No âmbito do programa, a BIP atuará como mecanismo de identificação, enquadramento estratégico e triagem de projetos elegíveis, contribuindo para que os recursos concessionais sejam direcionados a iniciativas alinhadas às prioridades nacionais de desenvolvimento sustentável, descarbonização industrial, inovação tecnológica e fortalecimento da competitividade.
Ao utilizar a BIP como base, o plano aprovado assegura que as entregas financeiras e operacionais dos bancos multilaterais estejam alinhadas aos objetivos determinados pelo próprio país, como a Contribuição Nacionalmente Determinada (NDC), a Nova Indústria Brasil (NIB) e a Estratégia Nacional de Descarbonização Industrial (ENDI).
A aprovação do plano representa também um reconhecimento internacional da estratégia brasileira de utilizar uma plataforma de país como instrumento de coordenação entre políticas públicas, instituições financeiras, setor produtivo e investidores. Ao integrar recursos concessionais internacionais, financiamento de bancos de desenvolvimento e capital privado em uma arquitetura única de investimentos, o Brasil consolida um modelo inovador para acelerar a transformação ecológica e ampliar a capacidade de financiamento da transição para uma economia de baixo carbono.

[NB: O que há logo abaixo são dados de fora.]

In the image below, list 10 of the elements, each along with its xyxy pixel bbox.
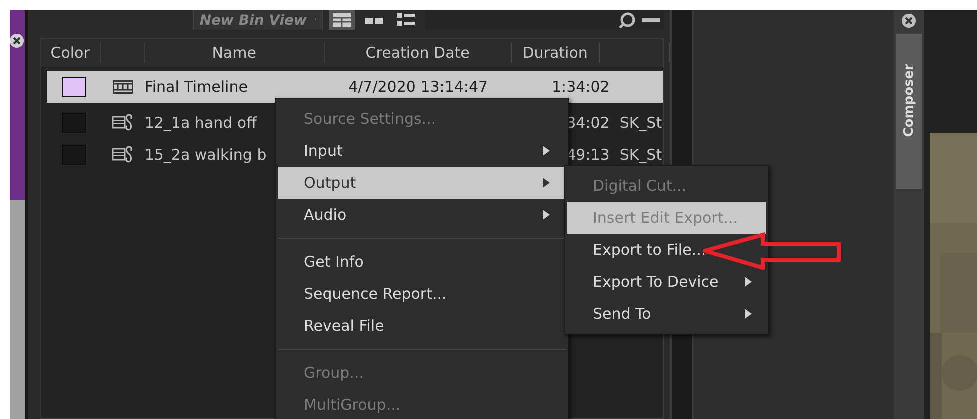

A diretora de Infraestrutura, Transição Energética e Mudança Climática do BNDES, Luciana Costa, destaca a importância da aprovação do plano para a mobilização de recursos no país:
“A aprovação da proposta brasileira de acesso a recursos do Programa de Descarbonização da Indústria (IDP) do CIF fortalece o protagonismo do Brasil na vanguarda da economia de baixo carbono. Ancorados na Plataforma Brasil de Investimentos Climáticos e para a Transformação Ecológica (BIP), os recursos concessionais do CIF, destinados a projetos em setores de alta emissão e de difícil mitigação (cimento, ferro e aço, petroquímicos e fertilizantes), serão somados aos financiamentos do BNDES e de organismos multilaterais. Combinando capital catalítico com a atração de recursos privados, o aporte de US$ 250 milhões do CIF poderá alavancar mais de US$ 3 bilhões em investimentos para a descarbonização da indústria”.
Próximos passos
Com a aprovação do Plano de Investimento, terá início a fase de preparação e estruturação das operações específicas que serão apoiadas pelo programa. Os projetos serão selecionados a partir do pipeline da BIP e desenvolvidos em parceria com o Grupo BID, o Grupo Banco Mundial e o BNDES. A aprovação final dos recursos para cada operação ocorrerá projeto a projeto, conforme critérios estabelecidos no plano de investimento e políticas de programação dos bancos e do fundo.